The poet Christian Wyman notes that he turns to poetry to think through existential questions, because poetry does not think through so much as undergo such questions. And I've been puzzling on that for quite some time. And I think though, that this is what it means that poetry works by overlappings, discrepancies contradictions, this is the nature of metaphor to describe one thing in terms of another when it does not seem to be like that thing in any obvious way and to discover just how right and illuminative that comparison is. That is the work of metaphor.
Often, the discovery of the likeness is made after the metaphor is made. The metaphor leads the thinking rather than the thinking leading the metaphor.
Models and Metaphors
Because of our perceptual and cognitive limitations, human beings are unable to know in full.
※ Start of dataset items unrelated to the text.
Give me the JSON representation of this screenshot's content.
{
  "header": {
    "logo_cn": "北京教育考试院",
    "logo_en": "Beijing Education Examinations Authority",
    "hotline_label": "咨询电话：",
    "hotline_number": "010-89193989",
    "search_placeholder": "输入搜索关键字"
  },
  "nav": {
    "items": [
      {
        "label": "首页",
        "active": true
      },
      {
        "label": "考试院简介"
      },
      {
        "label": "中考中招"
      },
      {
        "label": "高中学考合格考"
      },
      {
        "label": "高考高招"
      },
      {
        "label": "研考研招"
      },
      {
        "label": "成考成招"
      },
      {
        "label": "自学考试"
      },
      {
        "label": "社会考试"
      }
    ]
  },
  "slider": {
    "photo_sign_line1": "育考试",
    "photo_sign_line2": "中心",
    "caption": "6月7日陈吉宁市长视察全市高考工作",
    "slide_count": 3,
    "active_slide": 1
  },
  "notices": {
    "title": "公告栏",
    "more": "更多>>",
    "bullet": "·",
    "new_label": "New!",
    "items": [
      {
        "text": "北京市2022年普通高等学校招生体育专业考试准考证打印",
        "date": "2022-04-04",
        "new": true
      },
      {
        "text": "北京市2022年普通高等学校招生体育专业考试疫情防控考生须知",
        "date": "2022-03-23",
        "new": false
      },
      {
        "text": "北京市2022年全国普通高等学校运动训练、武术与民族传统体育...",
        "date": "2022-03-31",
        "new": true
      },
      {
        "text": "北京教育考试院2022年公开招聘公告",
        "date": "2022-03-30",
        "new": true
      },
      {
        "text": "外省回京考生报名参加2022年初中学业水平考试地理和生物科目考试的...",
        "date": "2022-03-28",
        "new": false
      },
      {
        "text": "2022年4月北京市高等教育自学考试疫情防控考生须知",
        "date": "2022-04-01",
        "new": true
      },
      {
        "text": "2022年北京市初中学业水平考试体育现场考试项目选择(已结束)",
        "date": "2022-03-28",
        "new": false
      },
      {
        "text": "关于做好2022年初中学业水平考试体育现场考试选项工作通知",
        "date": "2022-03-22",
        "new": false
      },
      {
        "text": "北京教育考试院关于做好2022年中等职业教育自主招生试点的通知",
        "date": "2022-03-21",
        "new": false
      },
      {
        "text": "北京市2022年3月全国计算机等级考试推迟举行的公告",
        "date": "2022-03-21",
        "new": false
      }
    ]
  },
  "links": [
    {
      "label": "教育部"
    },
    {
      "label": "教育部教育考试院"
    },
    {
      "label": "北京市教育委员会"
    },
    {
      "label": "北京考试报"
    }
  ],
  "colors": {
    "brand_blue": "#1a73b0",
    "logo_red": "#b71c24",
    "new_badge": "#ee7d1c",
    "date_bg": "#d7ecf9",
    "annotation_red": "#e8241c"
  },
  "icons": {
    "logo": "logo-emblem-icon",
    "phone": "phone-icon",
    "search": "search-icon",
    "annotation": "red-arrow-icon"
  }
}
We can only know in part. We seek to understand, but ultimately, we require humility to recognize that we cannot possibly know everything. We must rely in the incomplete data and imprecise models to understand.
In using models and metaphors, we risk using imprecise representations and language to approximate a more complete understanding of reality. However, our understanding is little more than an image or a map that helps us to remember an experience or orient us to time and place in reality. It can never really be the reality itself. For humans, given our constantly changing perspective, through this moment, this present awareness, reality is ephemeral. We must remember that a static object or image can never really capture the dynamic, evolutionary nature of a reality that is always in motion, always in process.
The physical is a metaphor for the metaphysical.